Nicht unbedingt, denn der gewerbliche Müll ist weniger geworden, sagt Kurzschenkel. "Ein Betrieb, der nicht produziert, macht auch keinen Müll." Strahl glaubt, dass sich das gestiegene Aufkommen im Lockdown halten und danach wieder bei den Werten aus Vor-Corona-Zeiten einpendeln wird. Im Jahr 2019 fielen laut Abfallbilanz des Umweltministeriums pro Kopf 355 Kilogramm häusliche Abfälle an – Rest- und Sperrmüll, Bioabfälle und wertstoffhaltige Abfälle. Unterm Strich waren es 3,93 Millionen Tonnen.

Müssen die Bürger mit steigenden Gebühren rechnen?

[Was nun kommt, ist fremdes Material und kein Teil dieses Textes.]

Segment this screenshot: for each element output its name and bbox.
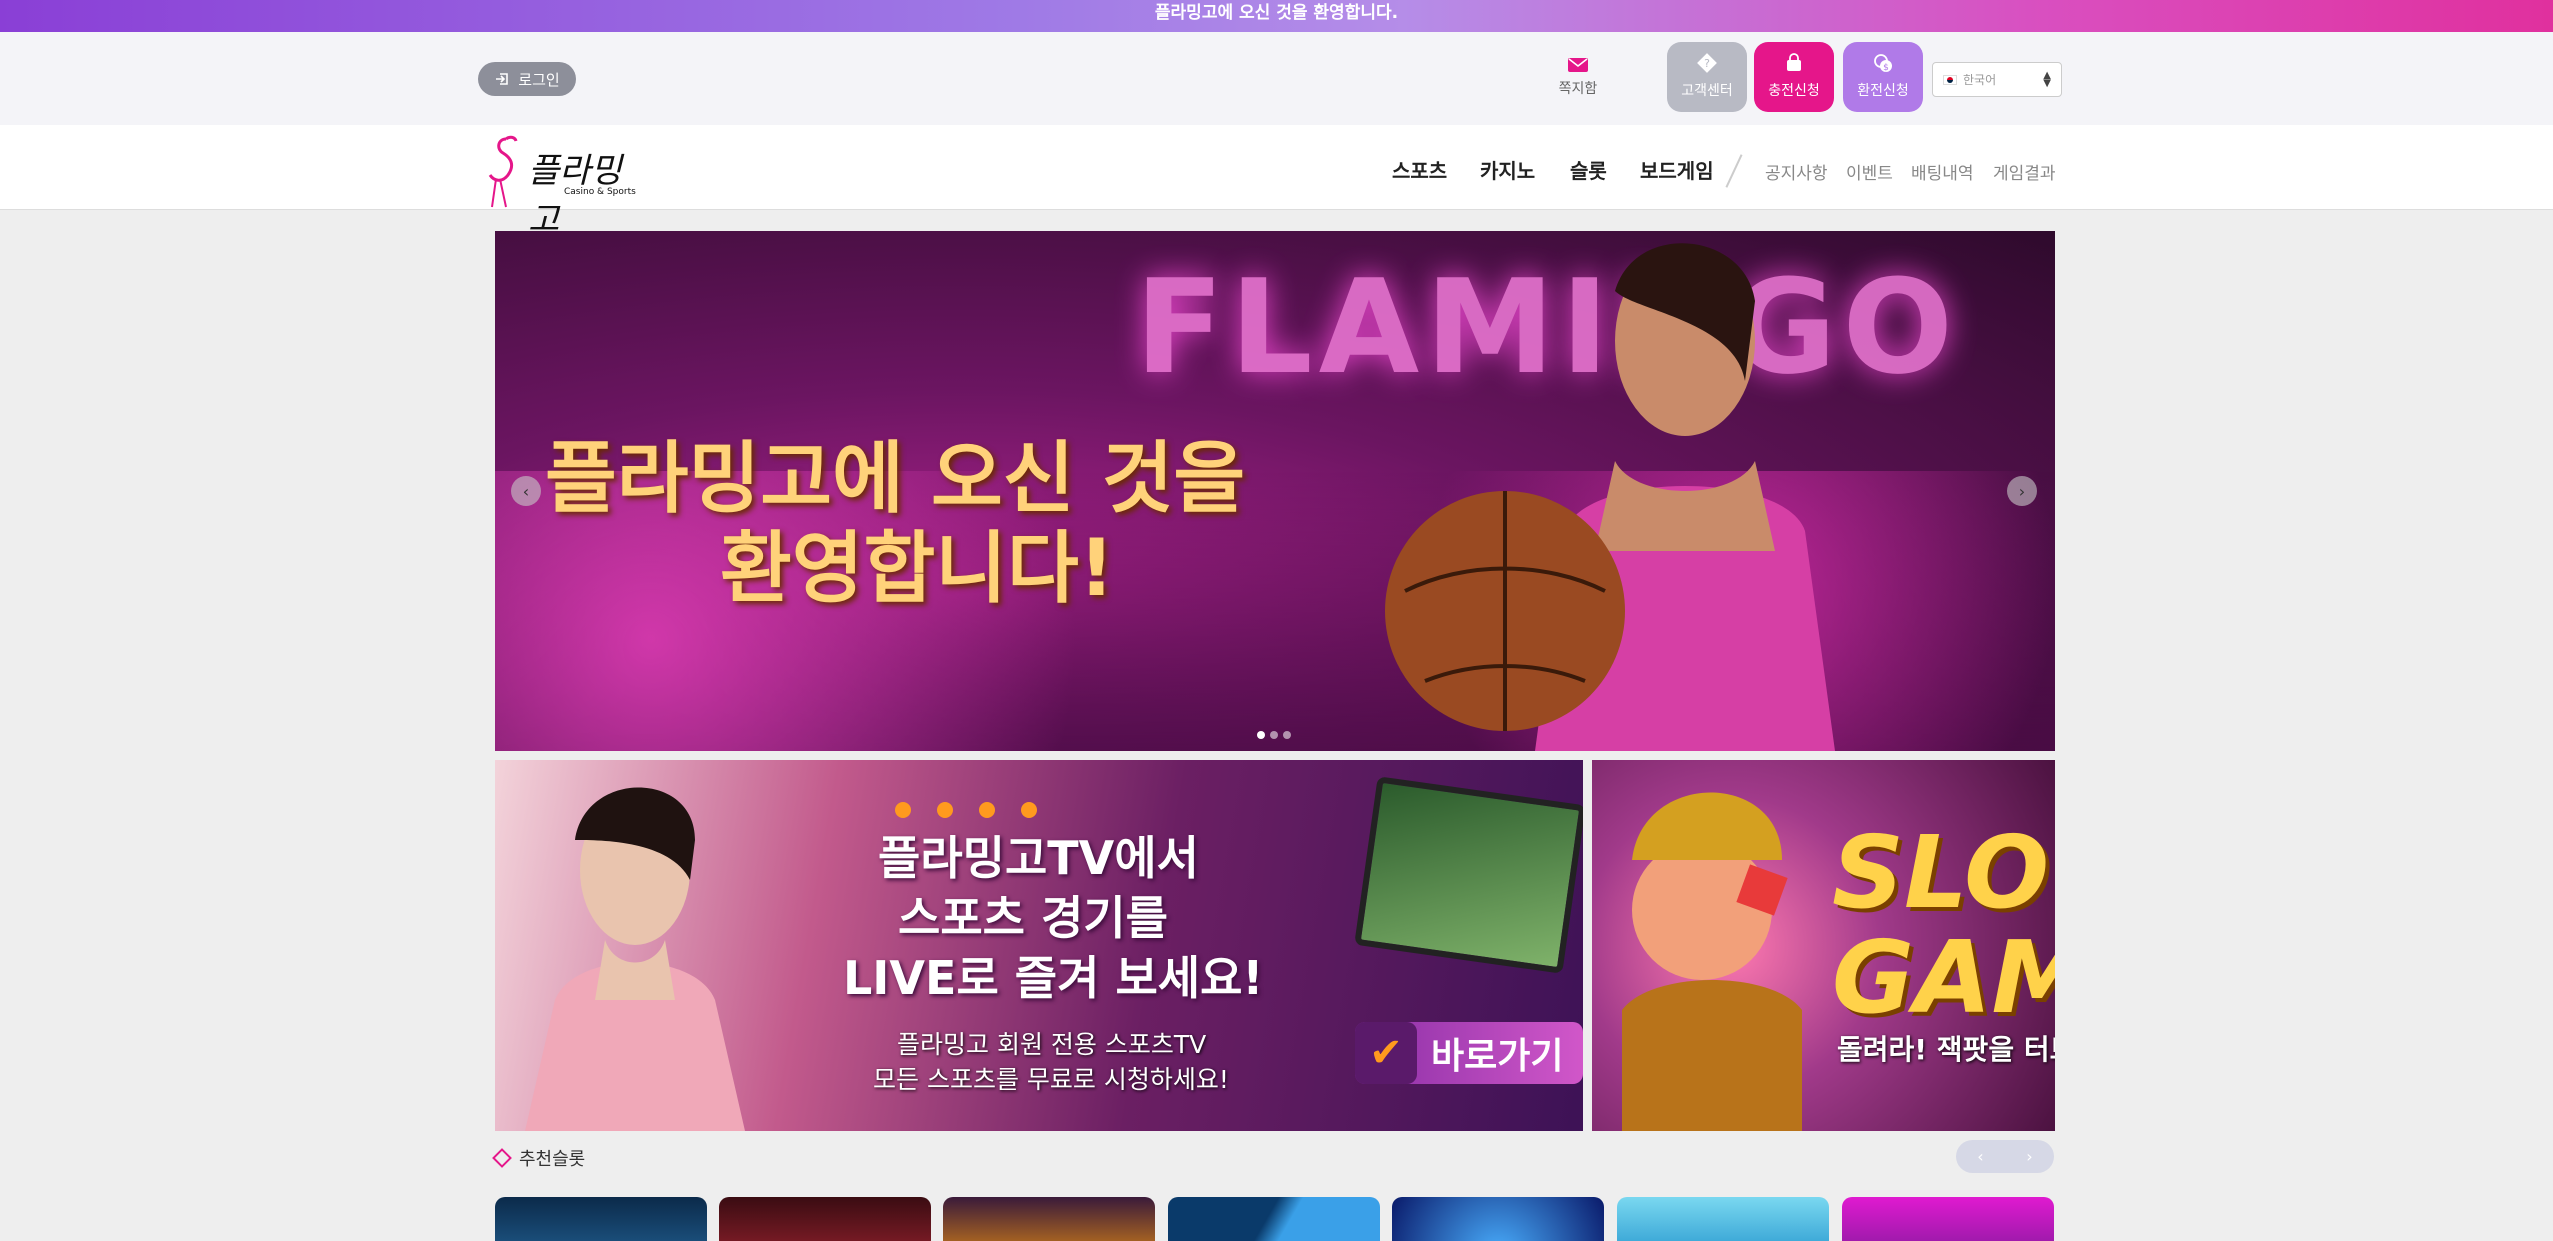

Tendenziell ja, meint Kurzschenkel. "Wenn die Erlöse zum Beispiel wegen sinkender Preise von Wertstoffen auf dem Weltmarkt sinken und die Kosten etwa für die Müllverbrennung hier steigen, wäre das nicht zu vermeiden", sagt der Ingenieur. Strahl ist da optimistischer - zumindest für den Moment. "Mir sind keine, auch nicht geplante Gebührenerhöhung wegen Corona bekannt." Die Landeshauptstadt hat zum Jahreswechsel ihre Gebühren für Restmüll zwischen 1,8 und 2,6 Prozent erhöht - aber unabhängig von Corona, wie es aus dem Rathaus heißt. Die Haushalte zahlen im Landesschnitt laut Ministerium über 165 Euro Gebühren für die Abfallentsorgung im Jahr.